Optional dependency-mode inputs:

  • prodEntryPoints: production entry point patterns for devDependency checks
  • devEntryPoints: development-only entry point patterns excluded from production checks
  • ignoreTypeImports: ignore type-only imports for devDependency checks
  • importConventions: internal import convention settings, such as { "prefer": "absolute", "aliasPrefix": "@/", "root": "src" }

analyze_impact returns:

  • the target file
  • direct dependents
  • all transitive dependent files
  • shortest paths from each affected file to the target
  • complexity metrics when available
  • high-impact/high-complexity files
  • an overall risk level for the change

check_health returns:

  • an A-F project health grade and 0-100 score
  • issue counts for circular chains, orphan files, unused exports, unresolved imports, and rule violations
  • complexity hotspots for files that may need review before editing
  • dependency hubs with high incoming import counts

suggest_cleanup returns safe, review, and risky cleanup candidates in priority order, including orphan files, unused exports, unresolved imports, unused dependencies, and circular chains.

diff_graphs scans the current working tree and a git base ref, then returns added and removed files, dependency edges, and circular dependency changes for PR review workflows.

Supported Projects

@depxray/mcp analyzes JavaScript and TypeScript projects with:

  • .js, .jsx, .ts, and .tsx files
  • static imports
  • type-only imports
  • dynamic imports
  • CommonJS require
  • re-exports and barrel files
  • tsconfig.json and jsconfig.json path aliases
  • monorepo workspaces
  • package.json exports and imports maps for workspaces
  • per-file metrics
  • circular, orphan-file, unused-export, unresolved-import, impact, health-score, dependency-chain, related-file, cleanup, graph-diff, devDependency, import-convention, and scoped architecture-rule analysis

Privacy

The MCP server runs locally and performs static analysis on files in the project paths provided by the MCP client. It does not send your source code to depxray or any external depxray service.

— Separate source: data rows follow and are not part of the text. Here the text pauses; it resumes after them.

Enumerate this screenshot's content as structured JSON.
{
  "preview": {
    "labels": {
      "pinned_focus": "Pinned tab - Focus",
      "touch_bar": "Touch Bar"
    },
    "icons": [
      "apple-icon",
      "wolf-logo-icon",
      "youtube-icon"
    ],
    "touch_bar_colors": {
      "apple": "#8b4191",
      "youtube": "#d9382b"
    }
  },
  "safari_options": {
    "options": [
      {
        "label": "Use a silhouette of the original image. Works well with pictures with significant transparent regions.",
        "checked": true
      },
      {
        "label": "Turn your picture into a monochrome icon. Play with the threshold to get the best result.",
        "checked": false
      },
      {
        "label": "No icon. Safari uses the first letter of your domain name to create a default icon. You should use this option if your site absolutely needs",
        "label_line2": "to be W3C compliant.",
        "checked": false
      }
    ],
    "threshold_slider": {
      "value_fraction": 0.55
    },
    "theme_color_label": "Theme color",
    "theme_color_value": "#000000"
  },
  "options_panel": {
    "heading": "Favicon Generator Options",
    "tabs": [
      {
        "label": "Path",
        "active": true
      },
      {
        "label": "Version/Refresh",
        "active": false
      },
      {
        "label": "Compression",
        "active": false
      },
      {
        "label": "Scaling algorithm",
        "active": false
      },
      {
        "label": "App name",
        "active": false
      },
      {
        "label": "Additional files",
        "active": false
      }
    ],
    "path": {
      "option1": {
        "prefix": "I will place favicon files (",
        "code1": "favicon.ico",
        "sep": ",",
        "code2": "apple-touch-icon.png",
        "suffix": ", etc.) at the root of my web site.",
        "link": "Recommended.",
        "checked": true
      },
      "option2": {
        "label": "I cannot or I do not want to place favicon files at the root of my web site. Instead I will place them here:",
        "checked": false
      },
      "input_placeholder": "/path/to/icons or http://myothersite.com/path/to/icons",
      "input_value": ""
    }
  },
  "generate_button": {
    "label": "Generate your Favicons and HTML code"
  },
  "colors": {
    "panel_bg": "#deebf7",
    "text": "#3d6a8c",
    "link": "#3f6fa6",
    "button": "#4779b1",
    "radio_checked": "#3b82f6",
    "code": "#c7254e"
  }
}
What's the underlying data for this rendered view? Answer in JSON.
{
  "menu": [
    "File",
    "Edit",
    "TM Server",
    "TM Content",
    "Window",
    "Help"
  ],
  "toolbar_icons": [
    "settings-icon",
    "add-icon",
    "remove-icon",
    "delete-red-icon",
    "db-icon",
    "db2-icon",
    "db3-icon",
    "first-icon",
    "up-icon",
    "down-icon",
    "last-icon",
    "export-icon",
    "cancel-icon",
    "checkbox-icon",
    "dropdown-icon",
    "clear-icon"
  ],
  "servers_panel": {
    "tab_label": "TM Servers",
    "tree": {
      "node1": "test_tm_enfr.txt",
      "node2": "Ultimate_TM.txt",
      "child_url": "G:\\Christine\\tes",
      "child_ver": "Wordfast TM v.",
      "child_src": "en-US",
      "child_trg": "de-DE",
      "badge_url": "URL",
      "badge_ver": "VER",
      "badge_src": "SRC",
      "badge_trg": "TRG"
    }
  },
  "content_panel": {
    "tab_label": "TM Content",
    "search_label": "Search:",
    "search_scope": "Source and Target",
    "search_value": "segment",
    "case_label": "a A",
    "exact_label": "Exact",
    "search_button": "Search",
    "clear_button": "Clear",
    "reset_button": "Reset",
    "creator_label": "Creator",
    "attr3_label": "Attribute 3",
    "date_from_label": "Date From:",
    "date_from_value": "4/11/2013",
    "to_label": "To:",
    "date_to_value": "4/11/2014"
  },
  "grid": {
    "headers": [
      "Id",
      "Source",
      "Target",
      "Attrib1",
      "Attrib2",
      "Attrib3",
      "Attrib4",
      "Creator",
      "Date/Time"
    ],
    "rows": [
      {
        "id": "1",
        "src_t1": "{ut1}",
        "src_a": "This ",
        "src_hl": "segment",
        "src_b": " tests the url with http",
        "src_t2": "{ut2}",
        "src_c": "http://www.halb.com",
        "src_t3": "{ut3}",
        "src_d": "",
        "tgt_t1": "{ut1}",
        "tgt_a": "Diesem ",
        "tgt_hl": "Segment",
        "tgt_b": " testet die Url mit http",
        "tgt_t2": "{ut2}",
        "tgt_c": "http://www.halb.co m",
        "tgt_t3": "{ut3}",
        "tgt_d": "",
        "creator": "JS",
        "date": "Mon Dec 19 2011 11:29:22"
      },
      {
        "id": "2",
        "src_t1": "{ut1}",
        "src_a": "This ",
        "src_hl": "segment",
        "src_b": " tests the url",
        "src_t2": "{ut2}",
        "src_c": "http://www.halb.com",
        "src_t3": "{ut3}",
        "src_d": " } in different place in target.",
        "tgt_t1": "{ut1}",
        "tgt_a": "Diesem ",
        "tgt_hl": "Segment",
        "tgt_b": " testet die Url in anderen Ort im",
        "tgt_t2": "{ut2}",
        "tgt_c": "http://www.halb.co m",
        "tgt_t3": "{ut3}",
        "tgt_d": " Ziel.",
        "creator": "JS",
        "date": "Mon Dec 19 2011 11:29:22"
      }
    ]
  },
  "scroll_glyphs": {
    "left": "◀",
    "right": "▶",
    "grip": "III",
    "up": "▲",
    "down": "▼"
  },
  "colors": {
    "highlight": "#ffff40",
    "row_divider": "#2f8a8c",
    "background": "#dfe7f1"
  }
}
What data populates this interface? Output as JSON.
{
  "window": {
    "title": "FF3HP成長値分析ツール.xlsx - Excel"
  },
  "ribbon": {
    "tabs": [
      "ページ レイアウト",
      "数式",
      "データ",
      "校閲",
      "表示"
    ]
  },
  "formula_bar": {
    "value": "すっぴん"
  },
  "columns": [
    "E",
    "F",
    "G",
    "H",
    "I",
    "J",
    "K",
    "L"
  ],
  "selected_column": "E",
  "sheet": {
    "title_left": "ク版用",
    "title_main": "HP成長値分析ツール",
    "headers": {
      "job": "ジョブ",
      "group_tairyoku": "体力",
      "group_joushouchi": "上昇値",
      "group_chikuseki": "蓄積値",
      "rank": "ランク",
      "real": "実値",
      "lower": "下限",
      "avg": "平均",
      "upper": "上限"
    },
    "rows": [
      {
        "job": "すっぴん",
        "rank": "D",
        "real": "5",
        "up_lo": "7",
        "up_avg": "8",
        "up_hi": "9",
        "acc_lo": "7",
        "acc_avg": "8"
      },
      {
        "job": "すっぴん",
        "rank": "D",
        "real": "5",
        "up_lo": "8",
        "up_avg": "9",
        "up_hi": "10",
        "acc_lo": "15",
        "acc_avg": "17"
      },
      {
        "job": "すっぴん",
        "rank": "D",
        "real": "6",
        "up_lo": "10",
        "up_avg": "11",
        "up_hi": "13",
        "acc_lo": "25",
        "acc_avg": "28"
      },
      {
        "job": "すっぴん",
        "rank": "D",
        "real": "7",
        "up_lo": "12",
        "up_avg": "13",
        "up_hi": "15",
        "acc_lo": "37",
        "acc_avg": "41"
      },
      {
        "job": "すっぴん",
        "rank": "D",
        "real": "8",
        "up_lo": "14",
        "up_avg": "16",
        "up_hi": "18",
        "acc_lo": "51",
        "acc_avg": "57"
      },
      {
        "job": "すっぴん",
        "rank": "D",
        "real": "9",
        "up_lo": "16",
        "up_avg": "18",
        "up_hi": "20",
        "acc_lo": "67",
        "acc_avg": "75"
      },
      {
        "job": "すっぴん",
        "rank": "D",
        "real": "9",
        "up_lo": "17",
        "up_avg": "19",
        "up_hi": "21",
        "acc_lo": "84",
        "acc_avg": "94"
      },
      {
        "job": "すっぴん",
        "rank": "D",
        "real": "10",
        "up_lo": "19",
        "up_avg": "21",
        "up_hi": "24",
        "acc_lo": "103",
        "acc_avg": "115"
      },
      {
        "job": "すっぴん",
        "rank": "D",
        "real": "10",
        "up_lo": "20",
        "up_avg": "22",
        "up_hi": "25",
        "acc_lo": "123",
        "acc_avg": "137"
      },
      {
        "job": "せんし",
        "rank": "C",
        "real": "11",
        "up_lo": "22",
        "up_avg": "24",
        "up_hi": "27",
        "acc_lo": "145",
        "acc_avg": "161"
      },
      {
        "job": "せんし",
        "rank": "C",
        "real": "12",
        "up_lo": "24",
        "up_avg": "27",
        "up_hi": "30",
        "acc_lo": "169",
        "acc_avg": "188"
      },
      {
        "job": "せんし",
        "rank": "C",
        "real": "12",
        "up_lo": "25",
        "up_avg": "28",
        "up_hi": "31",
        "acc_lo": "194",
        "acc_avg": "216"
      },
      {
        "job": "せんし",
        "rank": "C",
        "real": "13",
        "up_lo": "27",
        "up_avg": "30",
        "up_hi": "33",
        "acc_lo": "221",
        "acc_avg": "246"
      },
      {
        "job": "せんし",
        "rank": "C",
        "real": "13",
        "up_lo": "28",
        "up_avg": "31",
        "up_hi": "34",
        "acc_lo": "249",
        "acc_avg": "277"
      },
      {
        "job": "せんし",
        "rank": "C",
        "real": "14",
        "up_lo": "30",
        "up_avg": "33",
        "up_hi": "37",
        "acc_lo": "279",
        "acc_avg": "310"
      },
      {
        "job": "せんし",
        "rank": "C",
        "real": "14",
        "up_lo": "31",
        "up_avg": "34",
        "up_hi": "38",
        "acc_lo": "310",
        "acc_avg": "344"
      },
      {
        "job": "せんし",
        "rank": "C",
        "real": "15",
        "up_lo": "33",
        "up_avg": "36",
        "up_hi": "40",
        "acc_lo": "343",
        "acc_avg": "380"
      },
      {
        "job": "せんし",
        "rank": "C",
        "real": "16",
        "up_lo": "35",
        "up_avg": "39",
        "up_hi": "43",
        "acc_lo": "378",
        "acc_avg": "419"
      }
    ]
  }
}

Your MCP client may still send tool results to its own model provider. Review your client configuration and provider policy if you are working with private code.

Relationship To depxray

This package is the MCP interface for depxray.

  • Use npx depxray scan for the browser UI, CLI JSON output, and static HTML reports.
  • Use npx depxray report, npx depxray diff, and npx depxray scan --validate for developer and CI workflows.
  • Use npx --package @depxray/mcp depxray-mcp when an MCP-compatible AI coding agent needs depxray tools.